I am confused about what Redshift is doing when I run 2 seemingly similar queries. Neither should return a result (querying a profile that doesn't exist). Specifically:
SELECT * FROM profile WHERE id = 'id_that_doesnt_exist' and project_id = 1;
Execution time: 36.75s
versus
SELECT COUNT(*) FROM profile WHERE id = 'id_that_doesnt_exist' and project_id = 1;
Execution time: 0.2s
Given that the table is sorted by project_id
then id
I would have thought this is just a key lookup. The SELECT COUNT(*) ...
returns 0 results in 0.2sec which is about what I would expect. The SELECT * ...
returns 0 results in 37.75sec. That's a huge difference for the same result and I don't understand why?
If it helps schema as follows:
CREATE TABLE profile (
project_id integer not null,
id varchar(256) not null,
created timestamp not null,
/* ... approx 50 other columns here */
)
DISTKEY(id)
SORTKEY(project_id, id);
Explain from SELECT COUNT(*) ...
XN Aggregate (cost=435.70..435.70 rows=1 width=0)
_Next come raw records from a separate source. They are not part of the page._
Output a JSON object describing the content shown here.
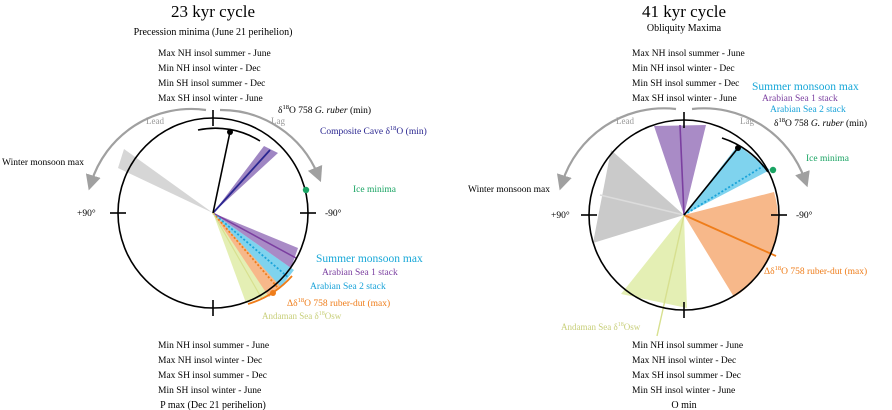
{
  "left_panel": {
    "title": "23 kyr cycle",
    "subtitle": "Precession minima (June 21 perihelion)",
    "top_labels": [
      "Max NH insol summer - June",
      "Min NH insol winter - Dec",
      "Min SH insol summer - Dec",
      "Max SH insol winter - June"
    ],
    "bottom_labels": [
      "Min NH insol summer - June",
      "Max NH insol winter - Dec",
      "Max SH insol summer - Dec",
      "Min SH insol winter - June"
    ],
    "bottom_title": "P max (Dec 21 perihelion)",
    "lead": "Lead",
    "lag": "Lag",
    "winter_monsoon": "Winter monsoon max",
    "plus90": "+90°",
    "minus90": "-90°",
    "g_ruber_min": "δ18O 758 G. ruber (min)",
    "cave": "Composite Cave δ18O (min)",
    "ice_minima": "Ice minima",
    "summer_monsoon": "Summer monsoon max",
    "arabian1": "Arabian Sea 1 stack",
    "arabian2": "Arabian Sea 2 stack",
    "ruber_dut": "Δδ18O 758 ruber-dut (max)",
    "andaman": "Andaman Sea δ18Osw"
  },
  "right_panel": {
    "title": "41 kyr cycle",
    "subtitle": "Obliquity Maxima",
    "top_labels": [
      "Max NH insol summer - June",
      "Min NH insol winter - Dec",
      "Min SH insol summer - Dec",
      "Max SH insol winter - June"
    ],
    "bottom_labels": [
      "Min NH insol summer - June",
      "Max NH insol winter - Dec",
      "Max SH insol summer - Dec",
      "Min SH insol winter - June"
    ],
    "bottom_title": "O min",
    "lead": "Lead",
    "lag": "Lag",
    "winter_monsoon": "Winter monsoon max",
    "plus90": "+90°",
    "minus90": "-90°",
    "summer_monsoon": "Summer monsoon max",
    "arabian1": "Arabian Sea 1 stack",
    "arabian2": "Arabian Sea 2 stack",
    "g_ruber_min": "δ18O 758 G. ruber (min)",
    "ice_minima": "Ice minima",
    "ruber_dut": "Δδ18O 758 ruber-dut (max)",
    "andaman": "Andaman Sea δ18Osw"
  },
  "colors": {
    "purple": "#7b3fa0",
    "purple_fill": "#a98bc6",
    "blue_fill": "#7fd3ee",
    "blue_line": "#1aa3d9",
    "orange": "#ef7d1a",
    "orange_fill": "#f7b88a",
    "green_light": "#e4efb4",
    "gray": "#bdbdbd",
    "navy": "#2a2690",
    "teal": "#19a463",
    "cyan_title": "#19a8d8",
    "andaman_text": "#c8cf7a"
  }
}
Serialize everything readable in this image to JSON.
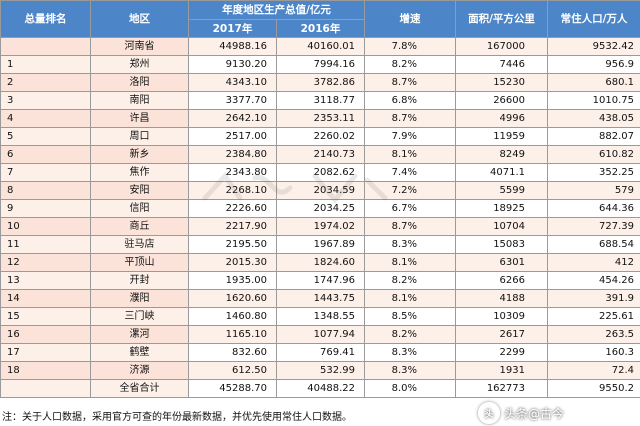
{
  "headers": {
    "rank": "总量排名",
    "region": "地区",
    "gdp_group": "年度地区生产总值/亿元",
    "year_2017": "2017年",
    "year_2016": "2016年",
    "growth": "增速",
    "area": "面积/平方公里",
    "population": "常住人口/万人"
  },
  "rows": [
    {
      "rank": "",
      "region": "河南省",
      "gdp2017": "44988.16",
      "gdp2016": "40160.01",
      "growth": "7.8%",
      "area": "167000",
      "pop": "9532.42"
    },
    {
      "rank": "1",
      "region": "郑州",
      "gdp2017": "9130.20",
      "gdp2016": "7994.16",
      "growth": "8.2%",
      "area": "7446",
      "pop": "956.9"
    },
    {
      "rank": "2",
      "region": "洛阳",
      "gdp2017": "4343.10",
      "gdp2016": "3782.86",
      "growth": "8.7%",
      "area": "15230",
      "pop": "680.1"
    },
    {
      "rank": "3",
      "region": "南阳",
      "gdp2017": "3377.70",
      "gdp2016": "3118.77",
      "growth": "6.8%",
      "area": "26600",
      "pop": "1010.75"
    },
    {
      "rank": "4",
      "region": "许昌",
      "gdp2017": "2642.10",
      "gdp2016": "2353.11",
      "growth": "8.7%",
      "area": "4996",
      "pop": "438.05"
    },
    {
      "rank": "5",
      "region": "周口",
      "gdp2017": "2517.00",
      "gdp2016": "2260.02",
      "growth": "7.9%",
      "area": "11959",
      "pop": "882.07"
    },
    {
      "rank": "6",
      "region": "新乡",
      "gdp2017": "2384.80",
      "gdp2016": "2140.73",
      "growth": "8.1%",
      "area": "8249",
      "pop": "610.82"
    },
    {
      "rank": "7",
      "region": "焦作",
      "gdp2017": "2343.80",
      "gdp2016": "2082.62",
      "growth": "7.4%",
      "area": "4071.1",
      "pop": "352.25"
    },
    {
      "rank": "8",
      "region": "安阳",
      "gdp2017": "2268.10",
      "gdp2016": "2034.59",
      "growth": "7.2%",
      "area": "5599",
      "pop": "579"
    },
    {
      "rank": "9",
      "region": "信阳",
      "gdp2017": "2226.60",
      "gdp2016": "2034.25",
      "growth": "6.7%",
      "area": "18925",
      "pop": "644.36"
    },
    {
      "rank": "10",
      "region": "商丘",
      "gdp2017": "2217.90",
      "gdp2016": "1974.02",
      "growth": "8.7%",
      "area": "10704",
      "pop": "727.39"
    },
    {
      "rank": "11",
      "region": "驻马店",
      "gdp2017": "2195.50",
      "gdp2016": "1967.89",
      "growth": "8.3%",
      "area": "15083",
      "pop": "688.54"
    },
    {
      "rank": "12",
      "region": "平顶山",
      "gdp2017": "2015.30",
      "gdp2016": "1824.60",
      "growth": "8.1%",
      "area": "6301",
      "pop": "412"
    },
    {
      "rank": "13",
      "region": "开封",
      "gdp2017": "1935.00",
      "gdp2016": "1747.96",
      "growth": "8.2%",
      "area": "6266",
      "pop": "454.26"
    },
    {
      "rank": "14",
      "region": "濮阳",
      "gdp2017": "1620.60",
      "gdp2016": "1443.75",
      "growth": "8.1%",
      "area": "4188",
      "pop": "391.9"
    },
    {
      "rank": "15",
      "region": "三门峡",
      "gdp2017": "1460.80",
      "gdp2016": "1348.55",
      "growth": "8.5%",
      "area": "10309",
      "pop": "225.61"
    },
    {
      "rank": "16",
      "region": "漯河",
      "gdp2017": "1165.10",
      "gdp2016": "1077.94",
      "growth": "8.2%",
      "area": "2617",
      "pop": "263.5"
    },
    {
      "rank": "17",
      "region": "鹤壁",
      "gdp2017": "832.60",
      "gdp2016": "769.41",
      "growth": "8.3%",
      "area": "2299",
      "pop": "160.3"
    },
    {
      "rank": "18",
      "region": "济源",
      "gdp2017": "612.50",
      "gdp2016": "532.99",
      "growth": "8.3%",
      "area": "1931",
      "pop": "72.4"
    },
    {
      "rank": "",
      "region": "全省合计",
      "gdp2017": "45288.70",
      "gdp2016": "40488.22",
      "growth": "8.0%",
      "area": "162773",
      "pop": "9550.2"
    }
  ],
  "footnote": "注：关于人口数据，采用官方可查的年份最新数据，并优先使用常住人口数据。",
  "watermark": {
    "brand_text": "头条@古今",
    "brand_icon": "toutiao-logo-icon"
  },
  "colors": {
    "header_bg": "#4d86c8",
    "row_tint": "#fbe3d9",
    "row_tint_light": "#fdf0e9"
  }
}
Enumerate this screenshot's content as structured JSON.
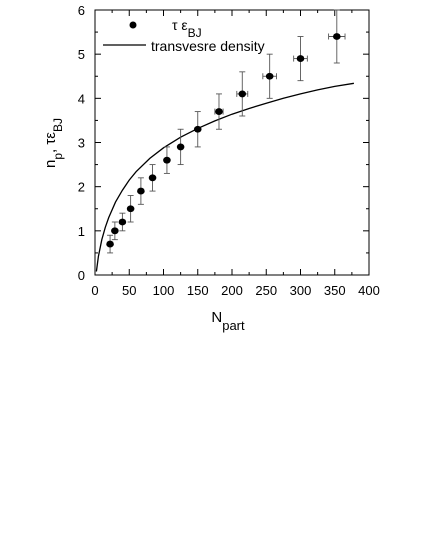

-> XN Seq Scan on profile (cost=0.00..435.70 rows=1 width=0)
Filter: (((id)::text = 'id_that_doesnt_exist'::text) AND (project_id = 1))
Explain from SELECT * ...
XN Seq Scan on profile (cost=0.00..435.70 rows=1 width=7356)
Filter: (((id)::text = 'id_that_doesnt_exist'::text) AND (project_id = 1))
Why is the non count much slower? Surely Redshift knows the row doesn't exist?